Burdock (Arctium) root is a tasty addition to a stir fry. You can use either Greater Burdock (Arctium lappa) or Lesser Burdock (Arctium minus).
IMPORTANT: When harvesting burdock root, make sure that you gather it only from first year burdock. Second year burdock is past its edibility prime and is not recommended as a food stuff.
Also make sure when collecting Burdock that you harvest from an area that is flush with the plant. Never completely harvest the whole patch, always leave some plants to continue to grow. Remember this isn’t strip-mining it’s sustainable food gathering.
First off, find a nice patch of burdock.
Reach down into the stems and push the foliage aside.
As you can see the stems are very visible.
Dig straight down uncovering the root as you go. The root can be very long, so take care not to dig in your spade and chop off the root before you have got to the bottom of it.
Take enough plants to last you a mean. In the picture above, I harvested enough burdock for a stir fry and to make a herbal decoction (medicine).
In your kitchen, clean and trim the burdock roots.
Now peel the skin off just like you would a carrot.
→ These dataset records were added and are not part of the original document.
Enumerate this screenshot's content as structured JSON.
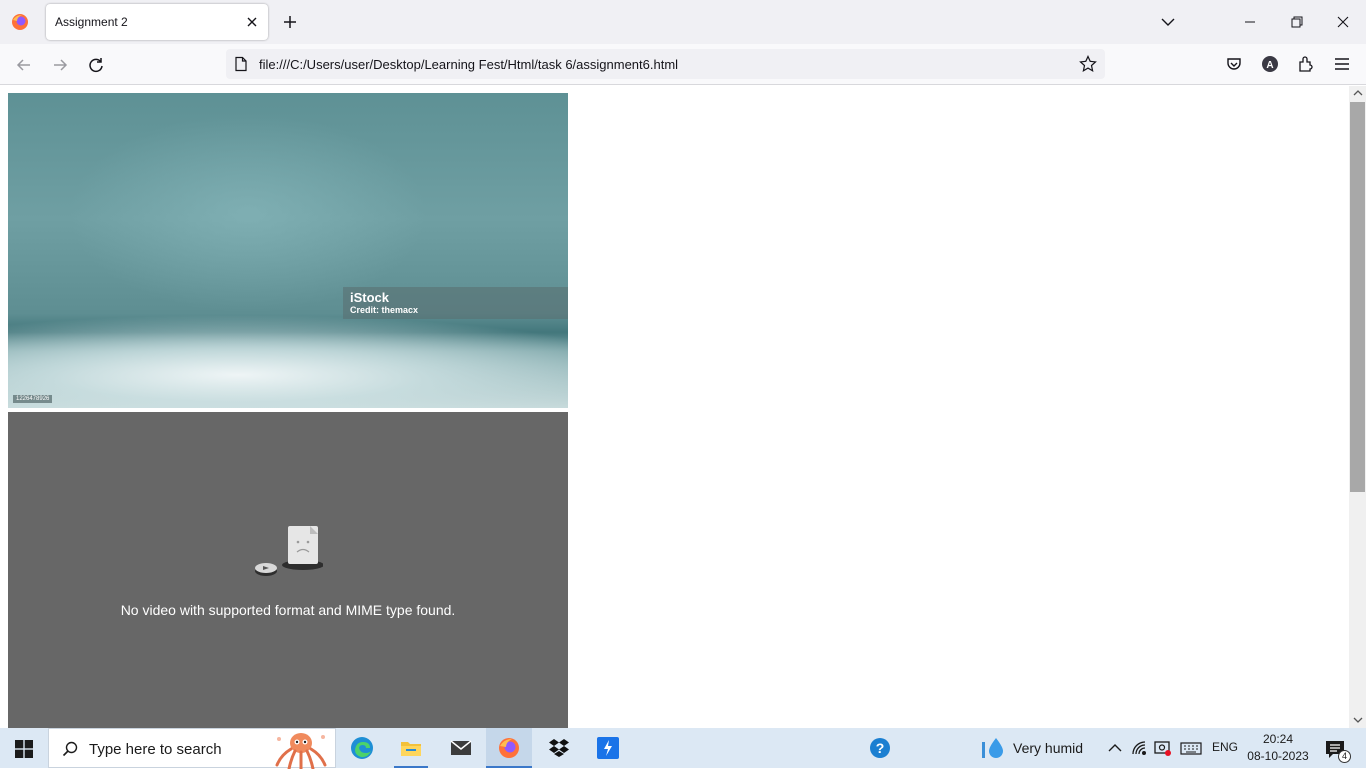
{
  "browser": {
    "tab": {
      "title": "Assignment 2"
    },
    "url": "file:///C:/Users/user/Desktop/Learning Fest/Html/task 6/assignment6.html"
  },
  "page": {
    "image": {
      "brand": "iStock",
      "credit": "Credit: themacx",
      "stock_id": "1226478926"
    },
    "video": {
      "error_message": "No video with supported format and MIME type found."
    }
  },
  "taskbar": {
    "search_placeholder": "Type here to search",
    "weather": "Very humid",
    "language": "ENG",
    "time": "20:24",
    "date": "08-10-2023",
    "notification_count": "4"
  },
  "colors": {
    "video_bg": "#676767",
    "taskbar_bg": "#dce8f4",
    "tab_bar_bg": "#f0f0f4"
  }
}
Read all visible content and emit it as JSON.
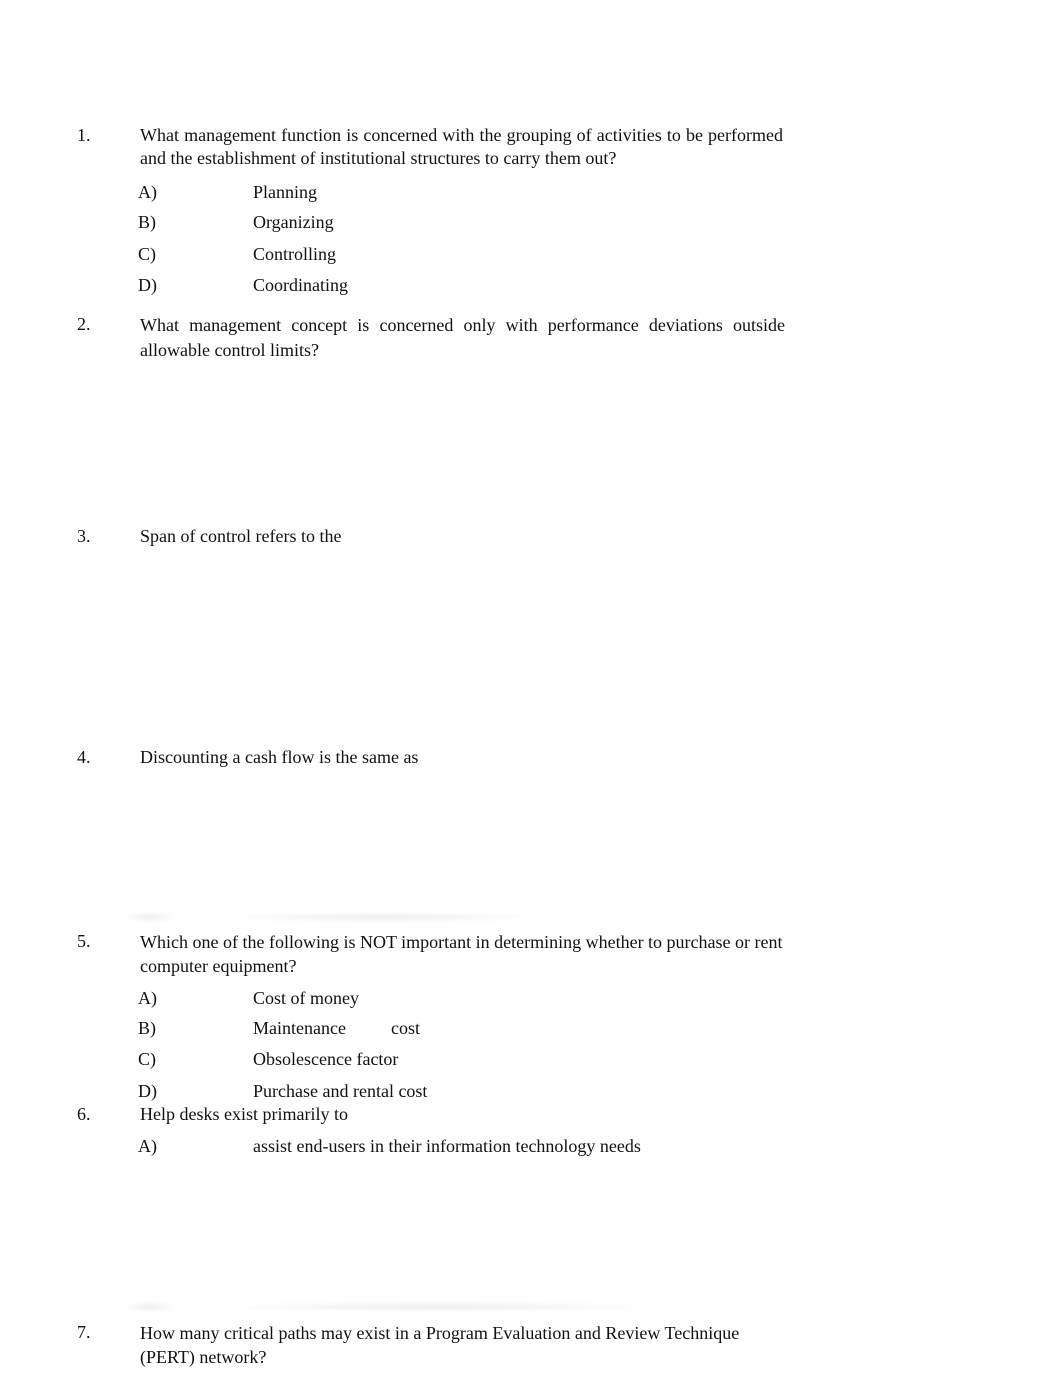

Place peeled burdock roots into a bowl of water with a cap full of cider vinegar. This prevents the root from discolouring.
When ready to cook, slice the root into matchstick pieces, along with some carrot. Amounts will vary depending on how many people you are feeding. I use the same amount of burdock root as I do carrot for each person.
Fry the burdock root and carrot in a heavy frying pan or wok. Add a small amount of Tamari or Soya Sauce, and continue stir frying your dish. Mine took between 5 to 7 minutes until it was ready.
What I like is for the dish to slightly caramelise, but play with the recipe.
Burdock root is also nice peeled, sliced and eaten raw with a little sea salt. I find it reminds me of raw celeriac.